Let $f: \mathbb{C} \rightarrow \mathbb{C}$ be entire such that for any $z \in \mathbb{C}$, $|f(z)| \leq 1 + |\Im(z)|$. Is $f$ constant?

I think it is linear and non-constant: For $a_{n}$ the $n$-th coefficient in the power series of $f$ about the origin [and $C_{R} := \partial D(0, R)$], we have

$$|a_{n}| \leq \frac{1}{2\pi} \int_{C_{R}} \frac{1 + |\Im(z)|}{|z|^{n+1}} dz \leq \frac{1}{2\pi} \int_{0}^{2\pi} R \cdot \frac{1 + R|\sin t|}{R^{n+1}} dt = \frac{1}{R^{n}} + \frac{2}{\pi R^{n-1}}.$$

Letting $R \rightarrow \infty$, $|a_{n}|$ will be $0$ when $n > 1$. Since I've only bounded above, I can't say anything about $a_{1}$. On the other hand, I can't find an example of a non-constant $f$ satisfying the hypothesis.

Answer 1

$$ |f(z)| \leq 1 + |\Im(z)| \le 1 + |z| $$ implies that $f$ is (at most) linear, i.e. $$ f(z) = a_0 + a_1 z $$ with complex constants $a_0, a_1$. Now choose $z = x \in\Bbb R$ with $x\to \infty$ to conclude that $a_1=0$ and $f$ is constant.

Answer 2

One general tool that applies to such situations is the Phragmen–Lindelöf theorem, which extends the maximum modulus principle to unbounded domains as long as the function in question doesn't grow too fast.
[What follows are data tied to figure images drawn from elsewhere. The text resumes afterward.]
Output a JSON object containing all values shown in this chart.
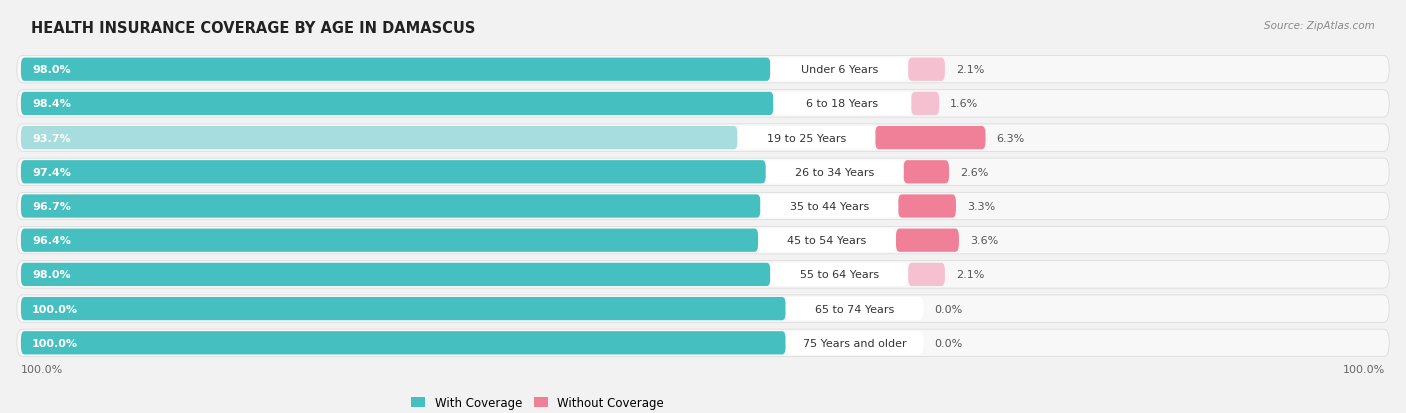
{
  "title": "HEALTH INSURANCE COVERAGE BY AGE IN DAMASCUS",
  "source": "Source: ZipAtlas.com",
  "categories": [
    "Under 6 Years",
    "6 to 18 Years",
    "19 to 25 Years",
    "26 to 34 Years",
    "35 to 44 Years",
    "45 to 54 Years",
    "55 to 64 Years",
    "65 to 74 Years",
    "75 Years and older"
  ],
  "with_coverage": [
    98.0,
    98.4,
    93.7,
    97.4,
    96.7,
    96.4,
    98.0,
    100.0,
    100.0
  ],
  "without_coverage": [
    2.1,
    1.6,
    6.3,
    2.6,
    3.3,
    3.6,
    2.1,
    0.0,
    0.0
  ],
  "color_with": "#45BFBF",
  "color_with_light": "#A8DDE0",
  "color_without": "#F08098",
  "color_without_light": "#F5C0D0",
  "bg_color": "#f2f2f2",
  "row_bg_color": "#e8e8e8",
  "row_fill_color": "#f8f8f8",
  "title_fontsize": 10.5,
  "label_fontsize": 8.0,
  "legend_fontsize": 8.5,
  "source_fontsize": 7.5
}
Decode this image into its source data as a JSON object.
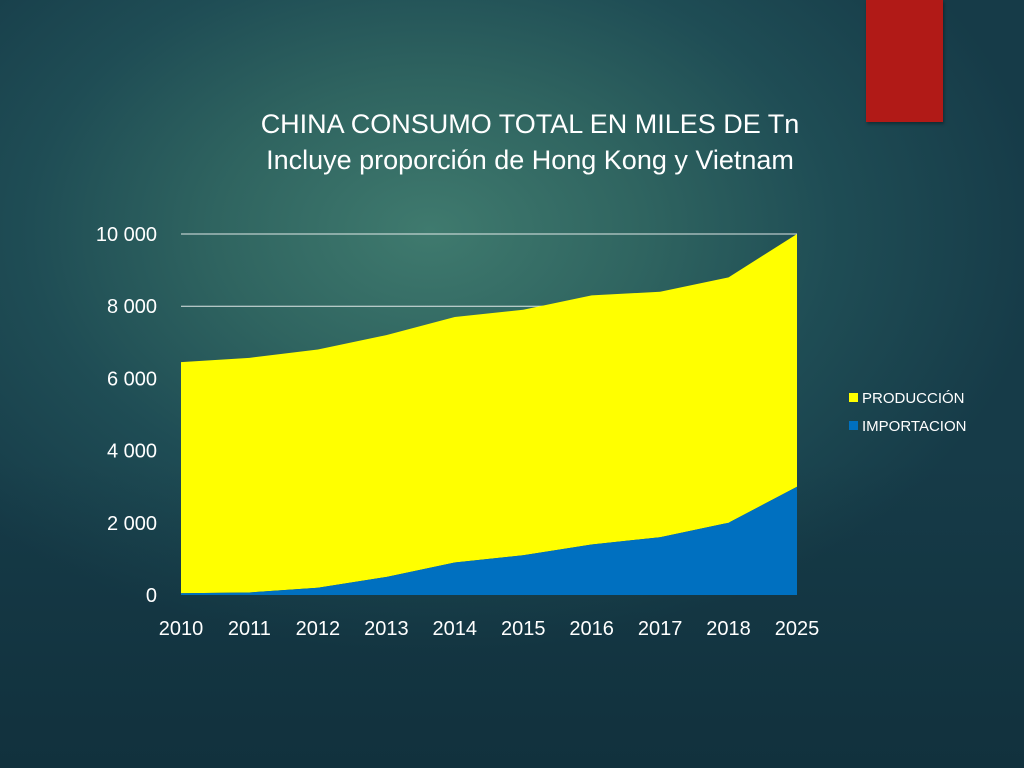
{
  "colors": {
    "produccion": "#ffff00",
    "importacion": "#0070c0",
    "gridline": "#ffffff",
    "accent_bar": "#b11a17"
  },
  "chart_data": {
    "type": "area",
    "stacked": true,
    "title": "CHINA CONSUMO TOTAL EN MILES DE Tn",
    "subtitle": "Incluye proporción de Hong Kong y Vietnam",
    "xlabel": "",
    "ylabel": "",
    "categories": [
      "2010",
      "2011",
      "2012",
      "2013",
      "2014",
      "2015",
      "2016",
      "2017",
      "2018",
      "2025"
    ],
    "ylim": [
      0,
      10000
    ],
    "yticks": [
      0,
      2000,
      4000,
      6000,
      8000,
      10000
    ],
    "ytick_labels": [
      "0",
      "2 000",
      "4 000",
      "6 000",
      "8 000",
      "10 000"
    ],
    "grid": "horizontal",
    "legend": "right",
    "series": [
      {
        "name": "PRODUCCIÓN",
        "values": [
          6400,
          6500,
          6600,
          6700,
          6800,
          6800,
          6900,
          6800,
          6800,
          7000
        ]
      },
      {
        "name": "IMPORTACION",
        "values": [
          50,
          70,
          200,
          500,
          900,
          1100,
          1400,
          1600,
          2000,
          3000
        ]
      }
    ]
  }
}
In this case, we have $|f(z)| \le 1$ on the boundary of the upper half plane (namely the real axis), and the growth bound is easily enough to apply Phragmen–Lindelöf, whereby $|f(z)| \le 1$ on the entire upper half plane. The same applies to the lower half plane, and so $|f(z)|\le1$ everywhere, hence is constant.